Die Vorzüge des Sozialismus, wie zum Beispiel soziale Sicherheit und Geborgenheit, werden zwar anerkannt, im Vergleich mit aufgetretenen Problemen und Mängeln jedoch als nicht mehr entscheidende Faktoren angesehen. [...] Das geht einher mit der Auffassung, dass die Entwicklung keine spürbaren Verbesserungen für die Bürger bringt, sondern es auf den verschiedensten Gebieten in der DDR schon einmal besser gewesen sei. Derartige Auffassungen zeigen sich besonders auch bei solchen Personen, die bisher gesellschaftlich aktiv waren, aus vorgenannten Gründen jedoch "müde" geworden seien, resigniert und schließlich kapituliert hätten. [...]

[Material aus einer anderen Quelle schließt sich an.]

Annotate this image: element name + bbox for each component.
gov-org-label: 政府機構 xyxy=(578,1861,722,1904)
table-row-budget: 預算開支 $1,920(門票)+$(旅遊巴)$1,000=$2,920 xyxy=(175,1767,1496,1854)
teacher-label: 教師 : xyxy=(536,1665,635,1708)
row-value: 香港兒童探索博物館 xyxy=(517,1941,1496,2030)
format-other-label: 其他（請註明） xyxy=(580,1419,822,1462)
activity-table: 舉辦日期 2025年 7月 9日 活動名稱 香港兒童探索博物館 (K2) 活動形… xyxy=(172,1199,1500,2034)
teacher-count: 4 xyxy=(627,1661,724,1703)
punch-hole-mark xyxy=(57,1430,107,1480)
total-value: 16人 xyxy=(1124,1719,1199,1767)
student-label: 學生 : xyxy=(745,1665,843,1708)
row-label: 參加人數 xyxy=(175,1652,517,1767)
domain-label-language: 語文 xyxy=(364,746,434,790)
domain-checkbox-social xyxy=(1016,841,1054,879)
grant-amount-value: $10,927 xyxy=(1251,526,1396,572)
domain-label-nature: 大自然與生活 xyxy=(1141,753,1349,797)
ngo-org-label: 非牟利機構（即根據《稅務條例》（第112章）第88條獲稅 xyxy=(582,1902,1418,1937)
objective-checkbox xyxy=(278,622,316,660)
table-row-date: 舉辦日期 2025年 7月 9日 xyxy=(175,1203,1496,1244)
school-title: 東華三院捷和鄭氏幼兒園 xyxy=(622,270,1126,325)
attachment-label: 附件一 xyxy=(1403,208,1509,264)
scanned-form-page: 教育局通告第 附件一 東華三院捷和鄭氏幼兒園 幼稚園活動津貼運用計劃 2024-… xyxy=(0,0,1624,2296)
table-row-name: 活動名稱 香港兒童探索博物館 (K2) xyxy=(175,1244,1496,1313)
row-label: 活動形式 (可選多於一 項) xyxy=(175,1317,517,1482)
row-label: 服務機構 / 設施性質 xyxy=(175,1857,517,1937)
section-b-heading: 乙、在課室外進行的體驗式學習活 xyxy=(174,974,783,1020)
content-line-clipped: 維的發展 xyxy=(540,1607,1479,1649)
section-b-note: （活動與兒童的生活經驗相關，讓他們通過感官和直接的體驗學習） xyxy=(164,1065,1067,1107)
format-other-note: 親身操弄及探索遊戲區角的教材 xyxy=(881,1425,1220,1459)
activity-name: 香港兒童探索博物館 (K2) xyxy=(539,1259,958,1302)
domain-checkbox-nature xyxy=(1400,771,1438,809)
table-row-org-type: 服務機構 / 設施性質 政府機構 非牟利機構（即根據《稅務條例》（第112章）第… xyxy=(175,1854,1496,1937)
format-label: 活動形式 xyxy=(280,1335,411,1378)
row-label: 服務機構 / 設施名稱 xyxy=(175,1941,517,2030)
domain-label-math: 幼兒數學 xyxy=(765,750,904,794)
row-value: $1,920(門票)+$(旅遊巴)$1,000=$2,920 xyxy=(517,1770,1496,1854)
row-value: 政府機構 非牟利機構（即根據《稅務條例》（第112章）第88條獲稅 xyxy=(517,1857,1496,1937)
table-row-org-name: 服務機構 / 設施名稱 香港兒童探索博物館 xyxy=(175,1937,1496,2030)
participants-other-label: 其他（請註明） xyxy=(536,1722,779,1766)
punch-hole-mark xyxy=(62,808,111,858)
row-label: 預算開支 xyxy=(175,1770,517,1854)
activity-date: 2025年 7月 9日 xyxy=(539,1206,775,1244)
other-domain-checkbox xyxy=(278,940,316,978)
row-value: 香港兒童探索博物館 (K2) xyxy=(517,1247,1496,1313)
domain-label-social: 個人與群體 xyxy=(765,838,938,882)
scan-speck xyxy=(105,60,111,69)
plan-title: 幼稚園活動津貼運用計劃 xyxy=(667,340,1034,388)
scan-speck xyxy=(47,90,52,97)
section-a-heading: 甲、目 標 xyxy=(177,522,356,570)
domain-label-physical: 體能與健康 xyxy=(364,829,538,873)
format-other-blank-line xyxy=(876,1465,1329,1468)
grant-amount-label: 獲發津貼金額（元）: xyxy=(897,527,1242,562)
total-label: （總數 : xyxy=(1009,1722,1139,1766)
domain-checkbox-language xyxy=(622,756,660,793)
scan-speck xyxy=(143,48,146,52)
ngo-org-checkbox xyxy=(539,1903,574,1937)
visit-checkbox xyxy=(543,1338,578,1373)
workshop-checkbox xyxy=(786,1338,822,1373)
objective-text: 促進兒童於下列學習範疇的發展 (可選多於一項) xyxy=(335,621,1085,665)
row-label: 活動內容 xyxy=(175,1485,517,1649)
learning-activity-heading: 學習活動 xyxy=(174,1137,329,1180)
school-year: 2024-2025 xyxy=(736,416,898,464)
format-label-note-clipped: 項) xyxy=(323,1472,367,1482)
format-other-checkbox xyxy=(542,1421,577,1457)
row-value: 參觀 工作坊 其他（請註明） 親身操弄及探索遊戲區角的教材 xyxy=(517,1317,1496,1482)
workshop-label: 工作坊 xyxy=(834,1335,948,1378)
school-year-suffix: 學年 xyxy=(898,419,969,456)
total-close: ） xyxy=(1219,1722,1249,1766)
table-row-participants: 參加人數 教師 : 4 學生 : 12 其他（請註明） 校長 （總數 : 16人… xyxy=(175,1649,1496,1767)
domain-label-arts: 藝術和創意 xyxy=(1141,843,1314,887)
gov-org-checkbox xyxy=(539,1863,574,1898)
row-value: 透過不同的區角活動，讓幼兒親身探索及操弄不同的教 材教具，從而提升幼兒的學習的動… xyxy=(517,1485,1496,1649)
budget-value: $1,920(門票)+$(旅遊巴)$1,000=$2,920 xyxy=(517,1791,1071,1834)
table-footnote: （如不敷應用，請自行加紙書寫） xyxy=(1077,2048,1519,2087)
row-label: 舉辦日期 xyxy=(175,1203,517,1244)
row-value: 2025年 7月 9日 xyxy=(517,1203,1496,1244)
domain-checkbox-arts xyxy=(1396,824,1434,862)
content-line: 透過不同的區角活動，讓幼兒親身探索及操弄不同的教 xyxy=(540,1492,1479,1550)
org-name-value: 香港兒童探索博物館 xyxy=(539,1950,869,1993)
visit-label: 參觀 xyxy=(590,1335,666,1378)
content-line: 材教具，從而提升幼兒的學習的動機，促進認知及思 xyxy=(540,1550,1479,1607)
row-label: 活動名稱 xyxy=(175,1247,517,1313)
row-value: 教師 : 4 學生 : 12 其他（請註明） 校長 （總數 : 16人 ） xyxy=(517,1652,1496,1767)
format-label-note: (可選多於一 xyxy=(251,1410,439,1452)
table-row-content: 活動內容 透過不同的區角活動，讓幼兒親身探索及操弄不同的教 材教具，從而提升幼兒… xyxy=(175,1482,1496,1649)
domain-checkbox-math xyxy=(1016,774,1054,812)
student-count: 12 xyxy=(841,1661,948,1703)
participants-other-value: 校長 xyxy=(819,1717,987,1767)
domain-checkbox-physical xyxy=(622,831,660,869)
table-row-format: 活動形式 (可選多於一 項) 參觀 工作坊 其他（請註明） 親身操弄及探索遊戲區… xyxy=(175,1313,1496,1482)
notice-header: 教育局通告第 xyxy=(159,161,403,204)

Diese Personen gelangen in einem längeren Prozess zu der Auffassung, dass eine spürbare, schnelle und dauerhafte Veränderung ihrer Lebensbedingungen, vor allem bezogen auf die Befriedigung ihrer persönlichen Bedürfnisse, nur in der BRD oder Westberlin realisierbar sei. [...]
Als wesentliche Gründe/Anlässe für Bestrebungen zur ständigen Ausreise bzw. das ungesetzliche Verlassen der DDR - die auch in Übereinstimmung mit einer Vielzahl von Eingaben an zentrale und örtliche Organe/Einrichtungen stehen - werden angeführt:
Unzufriedenheit über die Versorgungslage;
Verärgerung über unzureichende Dienstleistungen;
Unverständnis für Mängel in der medizinischen Betreuung und Versorgung;
eingeschränkte Reisemöglichkeiten innerhalb der DDR und nach dem Ausland;
unbefriedigende Arbeitsbedingungen und Diskontinuität im Produktionsablauf;
Unzulänglichkeiten/Inkonsequenz bei der Anwendung/Durchsetzung des Leistungsprinzips sowie Unzufriedenheit über die Entwicklung der Löhne und Gehälter;
Verärgerung über bürokratisches Verhalten von Leitern und Mitarbeitern staatlicher Organe, Betriebe und Einrichtungen sowie über Herzlosigkeit im Umgang mit den Bürgern;
Unverständnis über die Medienpolitik der DDR. [...]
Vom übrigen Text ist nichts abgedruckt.